L’avenir du travail sous le signe du recyclage professionnel et du perfectionnement rapide.

L’avenir du travail sous le signe du recyclage professionnel et du perfectionnement rapide.

L’impact des évolutions technologiques comme l’automatisation et l’utilisation de l’Intelligence Artificielle dans le monde du travail n’est plus à démontrer. L’avenir de l’emploi sera prochainement très différent de celui que nous vivons actuellement.

Dans leurs rapports respectifs, le Forum des politiques publiques du Canada, la Urban Institute des États-Unis et le président directeur général de Toronto Finance International mettent en valeur deux évidences : le recyclage professionnel et le perfectionnement rapide.

Une préparation essentielle

Malgré l’efficacité du système éducatif canadien reconnu mondialement pour combler idéalement les besoins de ses élèves (de la maternelle à la douzième année), le Forum des politiques publiques pense que notre pays n’est pas préparé à cette nouvelle révolution du secteur de l’emploi.

Dans son rapport, il met en exergue :

Les grandes carences du pays en matière de compétences de base, d’occasions de formation et de perfectionnement.

Le soutien important qu’il faut fournir aux travailleurs qui désirent suivre de la formation en continu. Seulement 1/3 des canadiens reçoivent une éducation informelle (non associée à l’école) dans le cadre de leur emploi. Les heures de formation sont bien trop rares et réparties inégalement dans la société.

Le manque d’inclusivité dans les systèmes de formation professionnelle avec une forte exclusion des groupes et communautés qui en auraient le plus besoin.

Des recommandations pour le secteur de l’emploi et de la formation

Les recommandations de ce rapport sont tournées vers une transition plus fluide des travailleurs dans leur changement de poste ou de mission. Elles rejoignent d’ailleurs les conclusions du président directeur général de Toronto Finance International qui souhaite déconstruire la légende que les travailleurs volontaires pour se former le font car ils ont un manque pour bien effectuer leurs tâches.  

Pour assurer au mieux l’avenir du secteur de l’emploi, il est primordial d’encourager le recyclage professionnel et le perfectionnement rapide.

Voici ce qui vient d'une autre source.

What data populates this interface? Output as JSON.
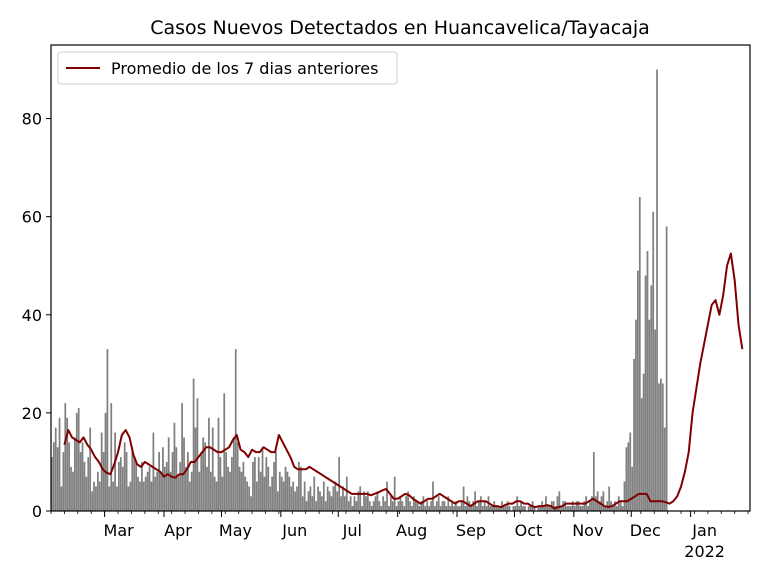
{
  "chart_data": {
    "type": "bar",
    "title": "Casos Nuevos Detectados en Huancavelica/Tayacaja",
    "xlabel": "",
    "ylabel": "",
    "ylim": [
      0,
      95
    ],
    "x_range": [
      "2021-02-01",
      "2022-01-31"
    ],
    "y_ticks": [
      0,
      20,
      40,
      60,
      80
    ],
    "x_ticks": [
      {
        "date": "2021-03-01",
        "label": "Mar"
      },
      {
        "date": "2021-04-01",
        "label": "Apr"
      },
      {
        "date": "2021-05-01",
        "label": "May"
      },
      {
        "date": "2021-06-01",
        "label": "Jun"
      },
      {
        "date": "2021-07-01",
        "label": "Jul"
      },
      {
        "date": "2021-08-01",
        "label": "Aug"
      },
      {
        "date": "2021-09-01",
        "label": "Sep"
      },
      {
        "date": "2021-10-01",
        "label": "Oct"
      },
      {
        "date": "2021-11-01",
        "label": "Nov"
      },
      {
        "date": "2021-12-01",
        "label": "Dec"
      },
      {
        "date": "2022-01-01",
        "label": "Jan",
        "sublabel": "2022"
      }
    ],
    "grid": false,
    "legend": {
      "position": "top-left",
      "entries": [
        "Promedio de los 7 dias anteriores"
      ]
    },
    "bar_color": "#808080",
    "line_color": "#800000",
    "bars": {
      "name": "Casos nuevos diarios",
      "start_date": "2021-02-01",
      "values": [
        11,
        14,
        17,
        13,
        19,
        5,
        12,
        22,
        19,
        14,
        9,
        8,
        15,
        20,
        21,
        12,
        14,
        10,
        7,
        11,
        17,
        4,
        6,
        5,
        8,
        6,
        16,
        12,
        20,
        33,
        5,
        22,
        6,
        16,
        5,
        10,
        11,
        9,
        14,
        12,
        5,
        6,
        13,
        11,
        10,
        7,
        6,
        10,
        6,
        7,
        8,
        9,
        6,
        16,
        7,
        8,
        12,
        8,
        13,
        9,
        10,
        15,
        8,
        12,
        18,
        13,
        7,
        10,
        22,
        15,
        9,
        12,
        6,
        8,
        27,
        17,
        23,
        8,
        12,
        15,
        14,
        9,
        19,
        8,
        17,
        7,
        6,
        19,
        11,
        7,
        24,
        12,
        9,
        8,
        11,
        15,
        33,
        14,
        9,
        8,
        10,
        7,
        6,
        5,
        3,
        10,
        11,
        6,
        11,
        8,
        13,
        7,
        11,
        9,
        5,
        7,
        10,
        12,
        4,
        8,
        7,
        6,
        9,
        8,
        7,
        5,
        6,
        4,
        5,
        10,
        9,
        3,
        6,
        2,
        4,
        5,
        3,
        7,
        2,
        5,
        4,
        3,
        6,
        2,
        5,
        4,
        3,
        5,
        6,
        4,
        11,
        3,
        5,
        3,
        7,
        2,
        3,
        1,
        3,
        2,
        4,
        5,
        1,
        4,
        3,
        4,
        2,
        1,
        2,
        3,
        4,
        2,
        1,
        3,
        2,
        6,
        1,
        3,
        2,
        7,
        1,
        2,
        3,
        2,
        1,
        3,
        4,
        2,
        1,
        3,
        2,
        2,
        1,
        2,
        3,
        1,
        2,
        1,
        2,
        6,
        1,
        2,
        3,
        1,
        2,
        2,
        1,
        3,
        1,
        2,
        1,
        2,
        1,
        1,
        2,
        5,
        1,
        3,
        2,
        1,
        2,
        4,
        1,
        2,
        3,
        1,
        2,
        1,
        3,
        1,
        1,
        2,
        1,
        1,
        1,
        2,
        1,
        1,
        2,
        1,
        0,
        1,
        1,
        3,
        1,
        2,
        1,
        1,
        0,
        1,
        1,
        2,
        1,
        0,
        1,
        1,
        2,
        1,
        3,
        1,
        1,
        2,
        2,
        1,
        3,
        4,
        1,
        2,
        2,
        1,
        1,
        1,
        2,
        1,
        2,
        2,
        1,
        1,
        2,
        3,
        1,
        2,
        3,
        12,
        3,
        4,
        2,
        3,
        4,
        1,
        2,
        5,
        2,
        1,
        2,
        1,
        3,
        2,
        1,
        6,
        13,
        14,
        16,
        9,
        31,
        39,
        49,
        64,
        23,
        28,
        48,
        53,
        39,
        46,
        61,
        37,
        90,
        26,
        27,
        26,
        17,
        58
      ]
    },
    "line": {
      "name": "Promedio de los 7 dias anteriores",
      "values": [
        13.5,
        16.5,
        15,
        14.5,
        14,
        15,
        13.5,
        12.5,
        11,
        10,
        8.5,
        7.8,
        7.5,
        9.5,
        12,
        15.5,
        16.5,
        15,
        11.5,
        9.5,
        9,
        10,
        9.5,
        9,
        8.5,
        8,
        7,
        7.5,
        7,
        6.8,
        7.5,
        7.5,
        8.5,
        10,
        10,
        11,
        12,
        13,
        13,
        12.5,
        12,
        12,
        12.5,
        13,
        14.5,
        15.5,
        12.5,
        12,
        11,
        12.5,
        12,
        12,
        13,
        12.5,
        12,
        12,
        15.5,
        14,
        12.5,
        11,
        9,
        8.5,
        8.5,
        8.5,
        9,
        8.5,
        8,
        7.5,
        7,
        6.5,
        6,
        5.5,
        5,
        4.5,
        4,
        3.5,
        3.5,
        3.5,
        3.5,
        3.5,
        3.2,
        3.5,
        3.8,
        4.2,
        4.5,
        3.5,
        2.5,
        2.5,
        3,
        3.5,
        3.2,
        2.5,
        2,
        1.5,
        2,
        2.5,
        2.5,
        3,
        3.5,
        3,
        2.5,
        2,
        1.5,
        2,
        2,
        1.5,
        1,
        1.5,
        2,
        2,
        2,
        1.5,
        1,
        1,
        0.8,
        1.2,
        1.5,
        1.5,
        2,
        2,
        1.5,
        1.5,
        1,
        0.8,
        1,
        1,
        1.2,
        1,
        0.5,
        0.8,
        1,
        1.5,
        1.5,
        1.5,
        1.5,
        1.5,
        1.5,
        2,
        2.5,
        2,
        1.5,
        1,
        0.8,
        1,
        1.5,
        2,
        2,
        2,
        2.5,
        3,
        3.5,
        3.5,
        3.5,
        2,
        2,
        2,
        2,
        1.8,
        1.5,
        2,
        3,
        5,
        8,
        12,
        20,
        25,
        30,
        34,
        38,
        42,
        43,
        40,
        44,
        50,
        52.5,
        47,
        38,
        33
      ],
      "line_start_date": "2021-02-08",
      "line_step_days": 2
    }
  }
}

Les employés qui sont prêts à relever ces défis sont donc de véritables atouts et une source de motivation importante pour dynamiser la croissance et l’apprentissage.

Le Régime d’encouragement à l’éducation permanente

Le REEP (le Régime d’encouragement à l’éducation permanente) est mis en place par le gouvernement canadien pour inviter les travailleurs a s’inscrire d’eux-mêmes a une formation additionnelle. Ce système leur permet de se servir de leurs REER pour financer une nouvelle formation ou de nouvelles études.

La province québécoise exige déjà des entreprises qu’elles consacrent au moins 1% de leurs revenus annuels a la formation de leurs employés. Porté par ce succès au Québec, le Forum des politiques publiques du Canada souhaite reproduire cette loi à l’échelle nationale.

Si le Canada souhaite préserver et développer sa position concurrentielle sur les marchés mondiaux, il devra augmenter la formation et l’agilité de sa main-d’œuvre qualifiée.

Sources : www.economie.gouv.qc.ca, les rapports Compétences, formation et apprentissage continu, What would it take to enable all workers to develop the skills to succeed in a changing labor market et article Upskilling : How employees and businesses can seize the day.